Pectus carinatum brace
Wearing a chest brace for pectus carinatum is an effective treatment because children’s growing bodies are very flexible during childhood and adolescence. That adaptability means children’s chests can more easily be molded into the correct shape as they grow.
Children’s Mercy uses a customized brace, called the dynamic compression system (DCS). The DCS is an external chest compression brace that applies concentrated pressure to the area of the chest with the greatest protrusion. This state-of-the-art brace corrects an abnormal chest shape the way orthodontics corrects crooked teeth. The brace “remodels” the chest by applying gentle pressure to gradually correct the area of protrusion. Worn continuously and adjusted regularly (typically every 6 to 8 weeks) the brace allows the chest to slowly redevelop into a more normal shape. Once skeletal maturity has been reached, the cartilage in the chest and pectus carinatum will stiffen, and the child will no longer be a candidate for nonsurgical repair with using the brace.
What does the brace look like?
The brace made from a light-weight aluminum that is worn around the chest. It provides pressure from both the front and back to direct the breastbone to neutral position. There are cushioned pads that contact the child’s chest. The main pad is positioned to press against the breastbone. The band is adjustable.

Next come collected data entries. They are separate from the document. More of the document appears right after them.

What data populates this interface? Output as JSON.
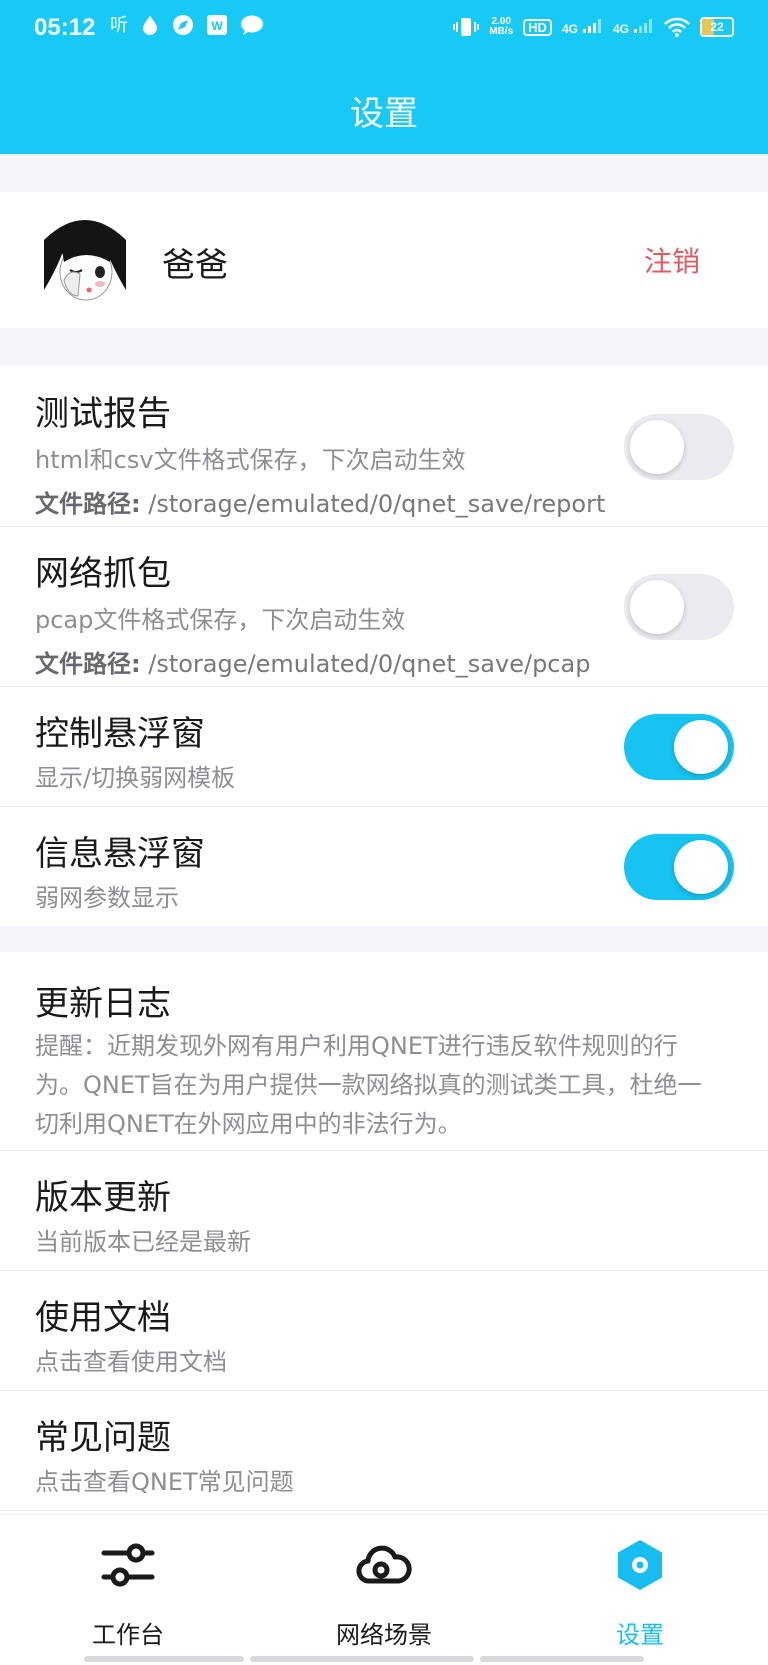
{
  "status_bar": {
    "time": "05:12",
    "left_icons": [
      "听",
      "drop-icon",
      "compass-icon",
      "wps-icon",
      "chat-icon"
    ],
    "speed_value": "2.00",
    "speed_unit": "MB/s",
    "hd": "HD",
    "net1": "4G",
    "net2": "4G",
    "battery": "22"
  },
  "header": {
    "title": "设置"
  },
  "profile": {
    "name": "爸爸",
    "logout_label": "注销"
  },
  "settings": [
    {
      "title": "测试报告",
      "subtitle": "html和csv文件格式保存，下次启动生效",
      "path_label": "文件路径:",
      "path_value": "/storage/emulated/0/qnet_save/report",
      "enabled": false
    },
    {
      "title": "网络抓包",
      "subtitle": "pcap文件格式保存，下次启动生效",
      "path_label": "文件路径:",
      "path_value": "/storage/emulated/0/qnet_save/pcap",
      "enabled": false
    },
    {
      "title": "控制悬浮窗",
      "subtitle": "显示/切换弱网模板",
      "enabled": true
    },
    {
      "title": "信息悬浮窗",
      "subtitle": "弱网参数显示",
      "enabled": true
    }
  ],
  "info": {
    "changelog_title": "更新日志",
    "changelog_notice": "提醒：近期发现外网有用户利用QNET进行违反软件规则的行为。QNET旨在为用户提供一款网络拟真的测试类工具，杜绝一切利用QNET在外网应用中的非法行为。",
    "version_title": "版本更新",
    "version_sub": "当前版本已经是最新",
    "docs_title": "使用文档",
    "docs_sub": "点击查看使用文档",
    "faq_title": "常见问题",
    "faq_sub": "点击查看QNET常见问题"
  },
  "tabs": [
    {
      "label": "工作台",
      "icon": "sliders-icon",
      "active": false
    },
    {
      "label": "网络场景",
      "icon": "cloud-icon",
      "active": false
    },
    {
      "label": "设置",
      "icon": "hexagon-settings-icon",
      "active": true
    }
  ],
  "colors": {
    "accent": "#17CAF5",
    "logout": "#E05A63",
    "toggle_on": "#17C3F0"
  }
}
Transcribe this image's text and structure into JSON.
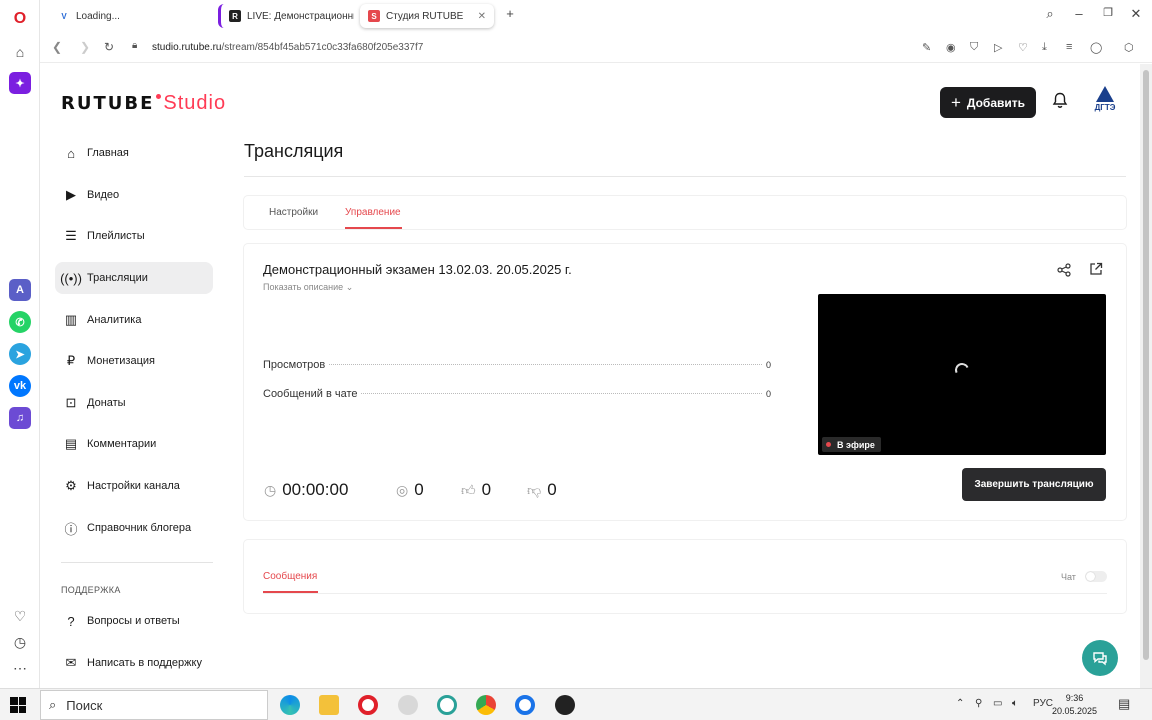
{
  "browser": {
    "tabs": [
      {
        "label": "Loading..."
      },
      {
        "label": "LIVE: Демонстрационный"
      },
      {
        "label": "Студия RUTUBE"
      }
    ],
    "url_host": "studio.rutube.ru",
    "url_path": "/stream/854bf45ab571c0c33fa680f205e337f7"
  },
  "header": {
    "logo_main": "RUTUBE",
    "logo_studio": "Studio",
    "add_label": "Добавить",
    "avatar_text": "ДГТЭ"
  },
  "sidebar": {
    "items": [
      {
        "label": "Главная",
        "icon": "home-icon"
      },
      {
        "label": "Видео",
        "icon": "video-icon"
      },
      {
        "label": "Плейлисты",
        "icon": "playlist-icon"
      },
      {
        "label": "Трансляции",
        "icon": "broadcast-icon"
      },
      {
        "label": "Аналитика",
        "icon": "analytics-icon"
      },
      {
        "label": "Монетизация",
        "icon": "ruble-icon"
      },
      {
        "label": "Донаты",
        "icon": "gift-icon"
      },
      {
        "label": "Комментарии",
        "icon": "comment-icon"
      },
      {
        "label": "Настройки канала",
        "icon": "gear-icon"
      },
      {
        "label": "Справочник блогера",
        "icon": "info-icon"
      }
    ],
    "support_heading": "ПОДДЕРЖКА",
    "support_items": [
      {
        "label": "Вопросы и ответы",
        "icon": "question-icon"
      },
      {
        "label": "Написать в поддержку",
        "icon": "mail-icon"
      }
    ]
  },
  "main": {
    "title": "Трансляция",
    "tabs": [
      {
        "label": "Настройки"
      },
      {
        "label": "Управление"
      }
    ],
    "stream_title": "Демонстрационный экзамен 13.02.03. 20.05.2025 г.",
    "show_description": "Показать описание",
    "stats": [
      {
        "label": "Просмотров",
        "value": "0"
      },
      {
        "label": "Сообщений в чате",
        "value": "0"
      }
    ],
    "live_badge": "В эфире",
    "timer": "00:00:00",
    "viewers": "0",
    "likes": "0",
    "dislikes": "0",
    "end_button": "Завершить трансляцию",
    "messages_tab": "Сообщения",
    "chat_label": "Чат"
  },
  "taskbar": {
    "search_placeholder": "Поиск",
    "lang": "РУС",
    "time": "9:36",
    "date": "20.05.2025"
  },
  "colors": {
    "accent": "#e5484d",
    "dark_button": "#1c1c1e",
    "help_fab": "#2aa198"
  }
}
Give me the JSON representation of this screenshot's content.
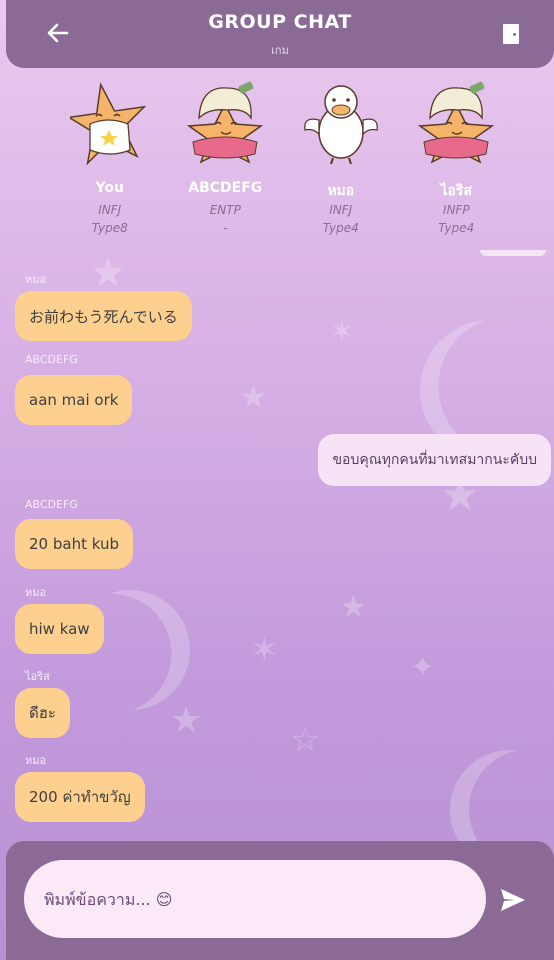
{
  "header": {
    "title": "GROUP CHAT",
    "subtitle": "เกม",
    "back_icon": "arrow-left-icon",
    "exit_icon": "door-exit-icon"
  },
  "members": [
    {
      "name": "You",
      "mbti": "INFJ",
      "enneagram": "Type8",
      "avatar": "star-with-shirt"
    },
    {
      "name": "ABCDEFG",
      "mbti": "ENTP",
      "enneagram": "-",
      "avatar": "star-with-hair"
    },
    {
      "name": "หมอ",
      "mbti": "INFJ",
      "enneagram": "Type4",
      "avatar": "white-bird"
    },
    {
      "name": "ไอริส",
      "mbti": "INFP",
      "enneagram": "Type4",
      "avatar": "star-with-hair"
    }
  ],
  "messages": [
    {
      "sender": "หมอ",
      "text": "お前わもう死んでいる",
      "direction": "in"
    },
    {
      "sender": "ABCDEFG",
      "text": "aan mai ork",
      "direction": "in"
    },
    {
      "sender": "",
      "text": "ขอบคุณทุกคนที่มาเทสมากนะคับบ",
      "direction": "out"
    },
    {
      "sender": "ABCDEFG",
      "text": "20 baht kub",
      "direction": "in"
    },
    {
      "sender": "หมอ",
      "text": "hiw kaw",
      "direction": "in"
    },
    {
      "sender": "ไอริส",
      "text": "ดีฮะ",
      "direction": "in"
    },
    {
      "sender": "หมอ",
      "text": "200 ค่าทำขวัญ",
      "direction": "in"
    }
  ],
  "composer": {
    "placeholder": "พิมพ์ข้อความ... 😊",
    "send_icon": "send-icon"
  },
  "colors": {
    "header": "#8c6a96",
    "incoming_bubble": "#fdd090",
    "outgoing_bubble": "#f6e4f6",
    "input_background": "#fbe9f7"
  }
}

Under normal, loose-fitting clothing, the brace is not easily noticeable.
How long does the brace need to be worn?
When a child first begins wearing the brace, he or she should do so for as many hours of the day as possible (23 out of 24 hours a day). Except for during bathing and sports, your child should wear the brace all day and during the night.
Most children will need to wear the brace full time for about 4 to 6 months and be able to decrease the wear to ~2 times per week until skeletal maturity has been reached for a total time in the brace of about 2 years, though that period can vary. After the chest develops a more normal shape, the brace wear will be slowly tapered to reduce the amount of time that your child wears the brace, much like you wear a dental retainer after orthodontic braces are removed.
Is the brace painful or damaging to the skin?
No, the brace should not be painful to wear. Most children say their chest is slightly sore after they first begin wearing the brace, especially on the front of the chest, but ibuprofen (Motrin) or acetaminophen (Tylenol) can ease the discomfort. Minimal redness at the contact sites from wearing the brace is normal. Some patients prefer to wear a thin, tightly-fitting, moisture-wicking shirt underneath.
How much does a Pectus Brace cost?
The estimate of prices and traditional charges for professional service are listed on our Pectus Brace billing information page. Every child is different; therefore, there may be services outside of the pricing performed at the time of service and are not included in this summary.
Once your child has been identified as a pectus brace candidate, the clinical team will reach out to the Children’s Mercy Financial Clearance department to pursue preauthorization if your insurance company will cover this service.
If you are concerned about insurance coverage or pectus carinatum brace cost, the Children’s Mercy’s Financial Clearance team can provide details.